Arrêté après sa tentative d’attentat à Times Square, à New York, Faisal Shahza a déclaré qu’il avait agi ainsi car il était en colère contre les multiples attaques par drones dont il avait été témoin pendant son récent séjour de cinq mois dans sa famille, au Pakistan.
Avant lui, les citoyens américains Najibullah Zazi, arrêté avant d’avoir posé une bombe dans le métro de New York, le major Nidal Malik Hasan, psychiatre de l’armée américaine qui a tué treize personnes à Fort Hood l’année dernière, et les cinq de Virginie, accusés d’avoir planifié des offensives contre des cibles américaines au Pakistan et en Afghanistan, ont évoqué la même raison. Des dizaines d’attaques ont été effectuées en quelques mois dans ces deux pays, tuant des centaines de civils, dont des femmes et des enfants, sous prétexte de lutte contre Al-Qaïda. Et lorsqu’un des chefs de l’organisation est touché, aucune information n’est publiée sur les victimes collatérales. Environ soixante missiles ont été tirés par des drones au Pakistan dans les quatre premiers mois de 2010 – soit quatre fois plus que sous l’ère Bush – et autant en Afghanistan, le terrain « officiel » de la guerre.

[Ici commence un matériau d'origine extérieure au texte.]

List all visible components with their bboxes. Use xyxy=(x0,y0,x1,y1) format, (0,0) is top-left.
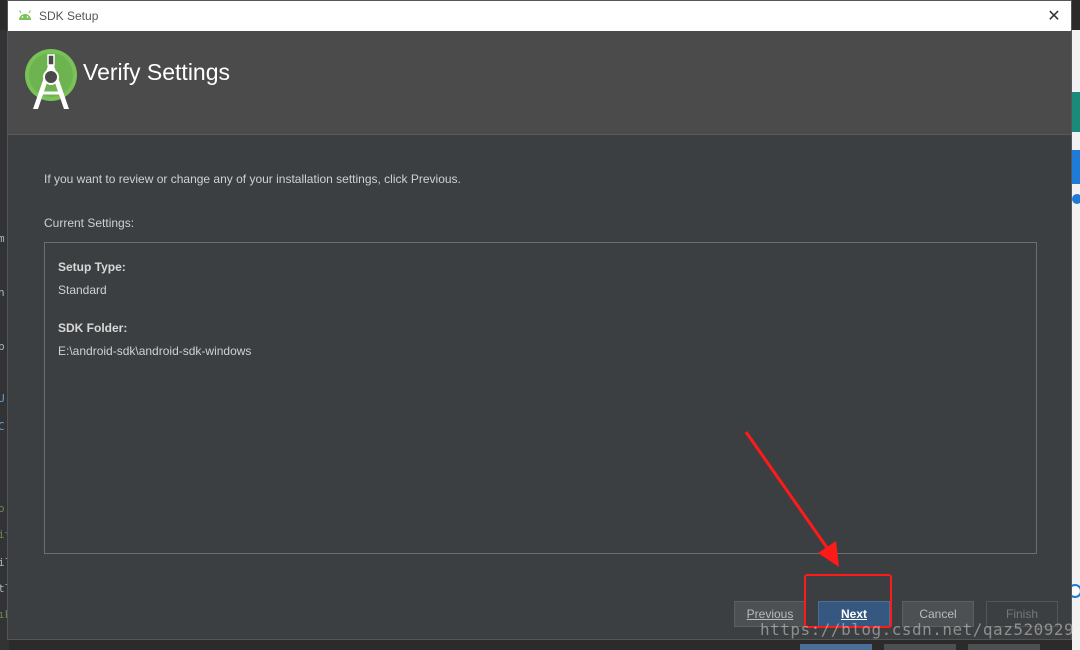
setup-type-label: Setup Type: xyxy=(58,260,126,274)
wizard-header: Verify Settings xyxy=(8,31,1071,135)
intro-text: If you want to review or change any of y… xyxy=(44,172,461,186)
background-dot xyxy=(1072,194,1080,204)
background-button xyxy=(800,644,872,650)
sdk-setup-dialog: SDK Setup ✕ Verify Settings If you want … xyxy=(7,0,1072,640)
sdk-folder-label: SDK Folder: xyxy=(58,321,128,335)
close-button[interactable]: ✕ xyxy=(1045,7,1063,25)
android-icon xyxy=(19,10,31,20)
page-title: Verify Settings xyxy=(83,59,231,85)
previous-button-label: Previous xyxy=(746,607,794,621)
setup-type-value: Standard xyxy=(58,283,107,297)
window-title: SDK Setup xyxy=(39,9,99,23)
android-studio-logo-icon xyxy=(25,49,77,109)
sdk-folder-value: E:\android-sdk\android-sdk-windows xyxy=(58,344,252,358)
background-blue-block xyxy=(1072,150,1080,184)
title-bar: SDK Setup ✕ xyxy=(8,1,1071,31)
background-teal-block xyxy=(1072,92,1080,132)
settings-summary-panel: Setup Type: Standard SDK Folder: E:\andr… xyxy=(44,242,1037,554)
background-button xyxy=(968,644,1040,650)
watermark-text: https://blog.csdn.net/qaz520929 xyxy=(760,620,1075,639)
current-settings-label: Current Settings: xyxy=(44,216,135,230)
background-button xyxy=(884,644,956,650)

La guerre comme un jeu vidéo
C’est à partir de son quartier général à Langley, en Virginie, que la CIA dirige cette guerre aveugle, comme un jeu vidéo. En toute impunité, protégée par les nouvelles lois américaines votées à cet effet. Mais en toute illégalité, aux termes des lois internationales. En toute confidentialité, également, car la CIA est protégée par le « secret défense » dont jouit l’agence de renseignement américaine. « Les actions ciblées, y compris les opérations létales conduites avec des véhicules aériens anonymes, sont conformes à toutes les lois applicables, dont les lois concernant la guerre », déclarait en mars Harold Koh, conseiller juridique du Département d’État, ajoutant que l’administration Obama s’était engagée à respecter la « loi » dans ses opérations antiterroristes.
Ce n’est pas ce que dit le rapport public de vingt-neuf pages de Philip Alston, diligenté par le Conseil de l’Onu pour les droits de l’homme et présenté à Genève le 3 juin. Les États-Unis ne sont d’ailleurs pas les seuls cités ; Israël et la Russie utilisent également ce type d’arme dans leur « lutte contre le terrorisme », et quarante pays en disposeraient. Pour le rapporteur spécial des Nations unies, ces opérations sont tout à fait illégales et les responsables pourraient être extradés et jugés dans les pays visés. Le rapport de l’Onu exige la levée du secret sur ces opérations. Mettant à jour les pratiques de la CIA sur laquelle il n’existe pas de réel contrôle, il demande aux États-Unis un transfert des opérations drones à la Défense américaine qui, elle, doit en principe rendre compte de ses actions devant les instances élues.
Si le rapport de Philip Alston n’est qu’informatif et n’a aucune portée contraignante, il sera cependant une épine supplémentaire dans le pied du gouvernement américain qui a reçu de nombreuses protestations de la part de son homologue pakistanais concernant la violation de son espace aérien. Les Américains doivent également faire face à une colère grandissante de la population et des dirigeants afghans.